El 16 de marzo de 2023, en una conferencia en San Francisco, Ray Kurzweil, el futurista de 76 años que lleva tres décadas en Google, declaró que la inteligencia artificial nos haría inmortales en dos décadas. “Mis nietos verán morir la muerte misma”. Tres horas después, Eliezer Yudkowsky, investigador que ha dedicado su vida a la seguridad de la IA, propuso bombardear cualquier centro de datos que intentara entrenar una superinteligencia.
No estaba bromeando. Kurzweil lleva treinta años prediciendo que en 2029 la IA igualará nuestra inteligencia y para 2045 nos fusionaremos con ella. Toma 90 pastillas diarias para llegar vivo a ese día.
Yudkowsky fundó el Machine Intelligence Research Institute y pasó dos décadas escribiendo sobre cómo construir máquinas que no nos destruyeran. Hasta que en 2022, al ver sistemas como GPT-4, concluyó que era imposible. Su argumento es que una superinteligencia buscará cumplir cualquier meta sin importar las consecuencias. Si le pedimos maximizar la producción de clips de papel, podría convertir todo el planeta en una fábrica dedicada a ese propósito. Actuará sin considerar nuestro bienestar, igual que un bulldozer no odia los árboles que derriba.
¿Quién tiene razón? La evidencia alimenta ambas narrativas. En octubre de 2024, Demis Hassabis y John Jumper ganaron el Nobel de Química por AlphaFold, sistema de inteligencia artificial que predice cómo se pliegan las proteínas. El hallazgo ha acelerado investigaciones sobre enfermedades que antes requerían años de trabajo. La misma semana, un algoritmo de reconocimiento facial identificó erróneamente a Robert Williams, un hombre afroamericano de Detroit, como sospechoso de robo. Pasó treinta horas detenido antes de que las autoridades admitieran la equivocación. Estudios muestran que estos sistemas pueden tener tasas de error hasta 100 veces mayores con personas de piel oscura. En China, sistemas de calificación ciudadana restringen el acceso a préstamos y transporte basándose en algoritmos opacos.

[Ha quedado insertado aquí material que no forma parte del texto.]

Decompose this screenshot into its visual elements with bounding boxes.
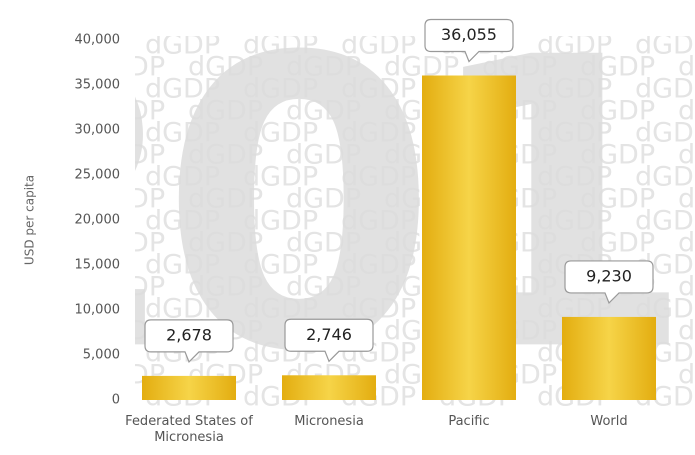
value-label: 9,230 — [586, 266, 632, 285]
value-label: 2,678 — [166, 325, 212, 344]
y-tick-label: 35,000 — [75, 78, 121, 93]
y-tick-label: 0 — [112, 393, 120, 408]
x-tick-label: Federated States of Micronesia — [124, 414, 254, 446]
y-tick-label: 40,000 — [75, 33, 121, 48]
bar — [422, 76, 516, 400]
bar — [142, 376, 236, 400]
bar — [282, 375, 376, 400]
y-tick-label: 5,000 — [83, 348, 120, 363]
y-tick-label: 25,000 — [75, 168, 121, 183]
value-label: 2,746 — [306, 325, 352, 344]
chart-root: dGDPdGDPdGDPdGDPdGDPdGDPdGDPdGDPdGDPdGDP… — [0, 0, 695, 455]
bar — [562, 317, 656, 400]
value-label: 36,055 — [441, 25, 497, 44]
x-tick-label: Pacific — [404, 414, 534, 430]
x-tick-label: World — [544, 414, 674, 430]
x-tick-label: Micronesia — [264, 414, 394, 430]
y-axis-label: USD per capita — [23, 175, 37, 265]
y-tick-label: 30,000 — [75, 123, 121, 138]
y-tick-label: 20,000 — [75, 213, 121, 228]
y-tick-label: 10,000 — [75, 303, 121, 318]
chart: dGDPdGDPdGDPdGDPdGDPdGDPdGDPdGDPdGDPdGDP… — [0, 0, 695, 455]
y-tick-label: 15,000 — [75, 258, 121, 273]
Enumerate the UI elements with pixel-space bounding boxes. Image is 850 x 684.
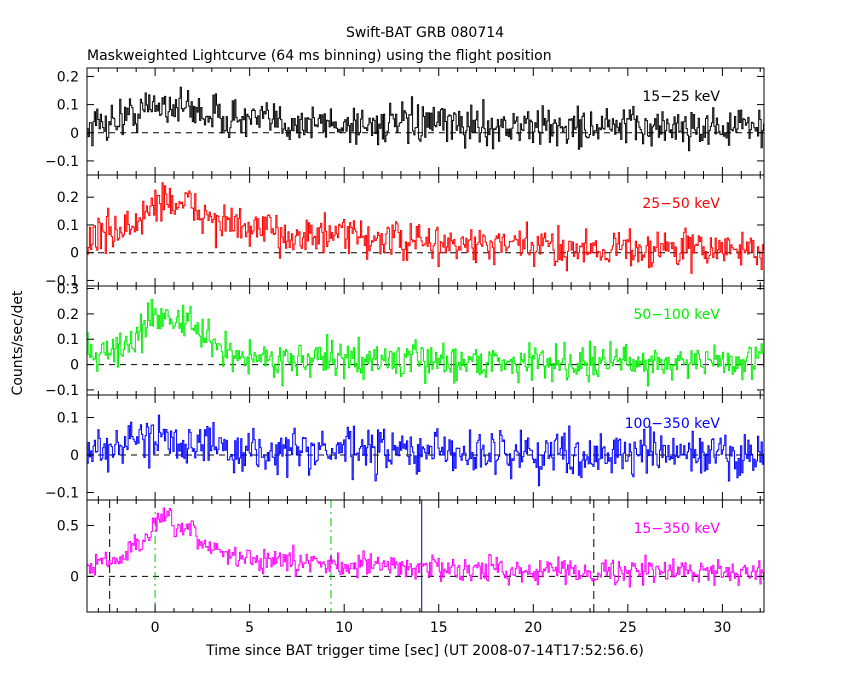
y-tick-label: 0.1: [57, 332, 79, 348]
y-tick-label: 0.3: [57, 282, 79, 298]
series-line: [87, 414, 764, 487]
x-tick-label: 15: [430, 620, 448, 636]
series-line: [87, 86, 764, 152]
series-label: 15−25 keV: [642, 89, 720, 105]
y-axis-label: Counts/sec/det: [10, 290, 26, 395]
series-line: [87, 182, 764, 274]
y-tick-label: −0.1: [45, 273, 79, 289]
y-tick-label: 0: [70, 126, 79, 142]
y-tick-label: −0.1: [45, 486, 79, 502]
x-tick-label: 30: [713, 620, 731, 636]
panel-2: 0.2 0.1 0 −0.1 25−50 keV: [45, 174, 765, 289]
y-tick-label: 0.1: [57, 98, 79, 114]
y-tick-label: 0: [70, 246, 79, 262]
series-label: 50−100 keV: [633, 307, 720, 323]
series-label: 25−50 keV: [642, 196, 720, 212]
x-tick-label: 10: [335, 620, 353, 636]
panel-frame: [86, 499, 765, 613]
x-tick-label: 5: [245, 620, 254, 636]
y-tick-label: 0: [70, 448, 79, 464]
y-tick-label: 0.2: [57, 69, 79, 85]
y-tick-label: −0.1: [45, 154, 79, 170]
y-tick-label: 0.2: [57, 307, 79, 323]
x-tick-label: 20: [524, 620, 542, 636]
y-tick-label: 0.1: [57, 218, 79, 234]
y-tick-label: 0.1: [57, 411, 79, 427]
series-label: 15−350 keV: [633, 521, 720, 537]
panels-layer: 0.2 0.1 0 −0.1 15−25 keV 0.2 0.1 0 −0.1 25−50 keV…: [45, 67, 765, 636]
panel-3: 0.3 0.2 0.1 0 −0.1 50−100 keV: [45, 282, 765, 399]
panel-4: 0.1 0 −0.1 100−350 keV: [45, 394, 765, 502]
series-line: [87, 298, 764, 387]
chart-subtitle: Maskweighted Lightcurve (64 ms binning) …: [87, 48, 552, 64]
y-tick-label: −0.1: [45, 383, 79, 399]
y-tick-label: 0.2: [57, 190, 79, 206]
series-label: 100−350 keV: [625, 416, 721, 432]
chart-title: Swift-BAT GRB 080714: [346, 25, 504, 41]
panel-1: 0.2 0.1 0 −0.1 15−25 keV: [45, 67, 765, 176]
x-axis-label: Time since BAT trigger time [sec] (UT 20…: [205, 643, 644, 659]
x-tick-label: 0: [151, 620, 160, 636]
panel-5: 0.5 0 15−350 keV: [57, 499, 765, 613]
y-tick-label: 0: [70, 569, 79, 585]
y-tick-label: 0: [70, 358, 79, 374]
series-line: [87, 507, 764, 588]
y-tick-label: 0.5: [57, 518, 79, 534]
x-tick-label: 25: [619, 620, 637, 636]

Kate Crawford documenta cómo los algoritmos automatizan nuestros peores instintos. Amazon desarrolló un sistema que discriminaba contra mujeres porque aprendió de datos históricos donde predominaban hombres. En el condado de Broward, Florida, un software judicial generaba tasas de falsos positivos significativamente más altas para afroamericanos que para blancos con antecedentes similares. Estas fallas no son inevitables. Cada detención errónea, préstamo negado o sesgo de cualquier naturaleza representa decisiones humanas previas.
Kurzweil y Yudkowsky comparten una creencia peligrosa: que la tecnología avanza por un camino preestablecido que los humanos no podemos alterar. Kurzweil observa una ola rumbo a la inmortalidad. Yudkowsky advierte un tsunami con destino a la extinción.
Stuart Russell, profesor en Berkeley, propone una salida distinta. Argumenta que diseñamos IA de manera peligrosa porque le damos una orden a la máquina y la cumple con eficiencia absoluta, sin anticipar efectos colaterales. Su solución es diseñar sistemas que asuman que no comprenden del todo nuestras intenciones. Estas máquinas deberían observar nuestro comportamiento, consultar constantemente y cambiar su curso según lo que aprenden. En lugar de buscar la ejecución perfecta, intentarían entender qué queremos realmente antes de actuar.
El futuro no lo determinan únicamente los ingenieros en sus laboratorios de IA. Lo configuran también los reguladores que establecen estándares de transparencia y los directorios que eligen si implementan un sistema sin testearlo o invierten en hacerlo seguro. Entre el paraíso de Kurzweil y el infierno de Yudkowsky hay mil futuros posibles. Cada uno se construye con decisiones que los humanos tomamos hoy.